Madame Pinglet. — Ma couturière est là !

Pinglet, retourné à demi. — Eh bien ! qu’est-ce que tu veux que ça me fasse ?…

Il se remet à travailler.

Madame Pinglet. — Hein ! Vous ne pouvez pas cesser votre travail quand je vous parle ?

Pinglet, à part. — Quel rasoir ? (À Mme Pinglet.) Chère amie !… C’est un travail très pressé pour une maison que je construis avec notre ami Paillardin.

Madame Pinglet. — Eh bien, la maison attendra !
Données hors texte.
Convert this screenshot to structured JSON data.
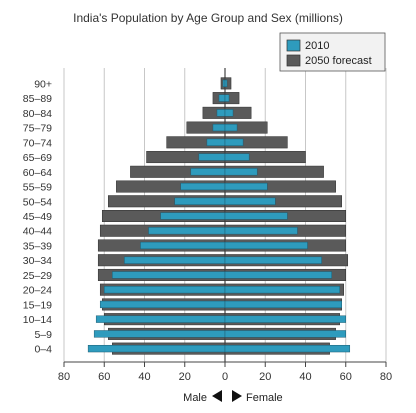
{
  "chart_data": {
    "type": "bar",
    "title": "India's Population by Age Group and Sex (millions)",
    "categories": [
      "90+",
      "85–89",
      "80–84",
      "75–79",
      "70–74",
      "65–69",
      "60–64",
      "55–59",
      "50–54",
      "45–49",
      "40–44",
      "35–39",
      "30–34",
      "25–29",
      "20–24",
      "15–19",
      "10–14",
      "5–9",
      "0–4"
    ],
    "xlim": [
      -80,
      80
    ],
    "xticks": [
      -80,
      -60,
      -40,
      -20,
      0,
      20,
      40,
      60,
      80
    ],
    "xtick_labels": [
      "80",
      "60",
      "40",
      "20",
      "0",
      "20",
      "40",
      "60",
      "80"
    ],
    "grid": true,
    "legend_position": "top-right",
    "direction": {
      "male": "Male",
      "female": "Female"
    },
    "series": [
      {
        "name": "2010",
        "color": "#2e9bbd",
        "male": [
          1,
          3,
          4,
          6,
          9,
          13,
          17,
          22,
          25,
          32,
          38,
          42,
          50,
          56,
          60,
          62,
          64,
          65,
          68
        ],
        "female": [
          1,
          2,
          4,
          6,
          9,
          12,
          16,
          21,
          25,
          31,
          36,
          41,
          48,
          53,
          57,
          58,
          60,
          60,
          62
        ]
      },
      {
        "name": "2050 forecast",
        "color": "#5a5a5a",
        "male": [
          2,
          6,
          11,
          19,
          29,
          39,
          47,
          54,
          58,
          61,
          62,
          63,
          63,
          63,
          62,
          61,
          60,
          58,
          56
        ],
        "female": [
          3,
          7,
          13,
          21,
          31,
          40,
          49,
          55,
          58,
          60,
          60,
          60,
          61,
          60,
          59,
          58,
          57,
          55,
          52
        ]
      }
    ]
  }
}
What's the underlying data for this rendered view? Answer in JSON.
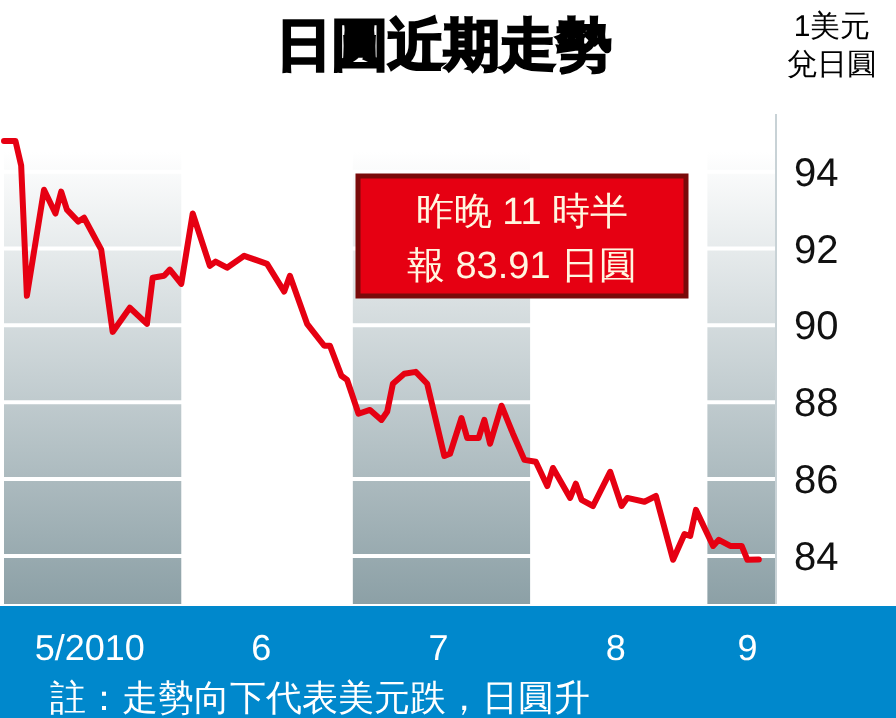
{
  "chart_data": {
    "type": "line",
    "title": "日圓近期走勢",
    "ylabel": "1美元兌日圓",
    "annotations": [
      "昨晚 11 時半",
      "報 83.91 日圓",
      "註：走勢向下代表美元跌，日圓升"
    ],
    "x": [
      "2010-05-01",
      "2010-05-03",
      "2010-05-04",
      "2010-05-05",
      "2010-05-08",
      "2010-05-10",
      "2010-05-11",
      "2010-05-12",
      "2010-05-14",
      "2010-05-15",
      "2010-05-18",
      "2010-05-20",
      "2010-05-23",
      "2010-05-26",
      "2010-05-27",
      "2010-05-29",
      "2010-05-30",
      "2010-06-01",
      "2010-06-03",
      "2010-06-06",
      "2010-06-07",
      "2010-06-09",
      "2010-06-12",
      "2010-06-16",
      "2010-06-19",
      "2010-06-20",
      "2010-06-23",
      "2010-06-26",
      "2010-06-27",
      "2010-06-29",
      "2010-06-30",
      "2010-07-02",
      "2010-07-04",
      "2010-07-06",
      "2010-07-07",
      "2010-07-08",
      "2010-07-10",
      "2010-07-12",
      "2010-07-14",
      "2010-07-17",
      "2010-07-18",
      "2010-07-20",
      "2010-07-21",
      "2010-07-23",
      "2010-07-24",
      "2010-07-25",
      "2010-07-27",
      "2010-07-29",
      "2010-07-31",
      "2010-08-02",
      "2010-08-04",
      "2010-08-05",
      "2010-08-08",
      "2010-08-09",
      "2010-08-10",
      "2010-08-12",
      "2010-08-15",
      "2010-08-17",
      "2010-08-18",
      "2010-08-21",
      "2010-08-23",
      "2010-08-26",
      "2010-08-28",
      "2010-08-29",
      "2010-08-30",
      "2010-09-02",
      "2010-09-03",
      "2010-09-05",
      "2010-09-07",
      "2010-09-08",
      "2010-09-10"
    ],
    "series": [
      {
        "color": "#e60012",
        "values": [
          94.8,
          94.8,
          94.16,
          90.77,
          93.53,
          92.91,
          93.48,
          93.01,
          92.7,
          92.8,
          91.97,
          89.83,
          90.46,
          90.04,
          91.24,
          91.29,
          91.45,
          91.08,
          92.91,
          91.55,
          91.66,
          91.5,
          91.81,
          91.6,
          90.88,
          91.29,
          90.04,
          89.47,
          89.47,
          88.69,
          88.58,
          87.7,
          87.8,
          87.54,
          87.75,
          88.48,
          88.74,
          88.79,
          88.48,
          86.6,
          86.66,
          87.59,
          87.07,
          87.07,
          87.54,
          86.92,
          87.91,
          87.18,
          86.5,
          86.45,
          85.82,
          86.29,
          85.51,
          85.88,
          85.46,
          85.3,
          86.19,
          85.3,
          85.51,
          85.41,
          85.56,
          83.9,
          84.57,
          84.52,
          85.2,
          84.26,
          84.42,
          84.26,
          84.26,
          83.9,
          83.91
        ]
      }
    ],
    "xlim": [
      "2010-05-01",
      "2010-09-13"
    ],
    "xticks": [
      {
        "value": "2010-05-16",
        "label": "5/2010"
      },
      {
        "value": "2010-06-15",
        "label": "6"
      },
      {
        "value": "2010-07-16",
        "label": "7"
      },
      {
        "value": "2010-08-16",
        "label": "8"
      },
      {
        "value": "2010-09-08",
        "label": "9"
      }
    ],
    "ylim": [
      82.75,
      95.5
    ],
    "yticks": [
      84,
      86,
      88,
      90,
      92,
      94
    ],
    "bands": [
      {
        "axis": "x",
        "from": "2010-05-01",
        "to": "2010-06-01",
        "color": "#8ca0a6"
      },
      {
        "axis": "x",
        "from": "2010-07-01",
        "to": "2010-08-01",
        "color": "#8ca0a6"
      },
      {
        "axis": "x",
        "from": "2010-09-01",
        "to": "2010-09-13",
        "color": "#8ca0a6"
      }
    ],
    "grid": "y",
    "marker": "none",
    "line_style": "solid"
  }
}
Pinglet. — Bien, chère amie…

Madame Pinglet, montrant ses échantillons. — J’hésite entre deux échantillons d’étoffes ! Lequel faut-il prendre ?

Pinglet. — C’est pour un fauteuil ?

Madame Pinglet. — Non, Monsieur ! c’est pour une robe.

Pinglet, indiquant l’un des échantillons. — J’aimerais assez celui-là !

Madame Pinglet. — C’est très bien… je prendrai l’autre !…

Pinglet. — Ce n’était pas la peine alors de me demander…

Madame Pinglet. — Pardon !… Je vous demande parce que je sais que vous n’avez pas de goût… Comme ça je suis fixée sur celui que je ne dois pas prendre !

Pinglet, à part. — Charmant !… C’est une crème !…

Madame Pinglet. — Allez ! travaillez !

Pinglet. — Oui, Angélique !… (Mme Pinglet sort en lui tirant la langue.) Huah !… Ce n’est pas une femme que j’ai là, c’est un pion !… Et dire que je l’ai épousée par amour, malgré ma famille ! (Remontant à sa table de travail.) Il y a vingt ans, c’est vrai !… Ah ! si on pouvait voir les femmes vingt ans après, on ne les épouserait pas vingt ans avant !… (Devant la fenêtre.) Oh ! le temps est couvert, il tombe même des gouttes !… (Face au public.) Jamais mon fils ne se mariera contre ma volonté. (Un temps.) Si jamais j’en ai un… mais je n’en aurai pas !… parce qu’avec Madame Pinglet… ah ! non !… (On frappe.) Entrez !…

Scène II

Pinglet, Marcelle

Pinglet, avec empressement allant à Marcelle. — Ah ! madame Paillardin.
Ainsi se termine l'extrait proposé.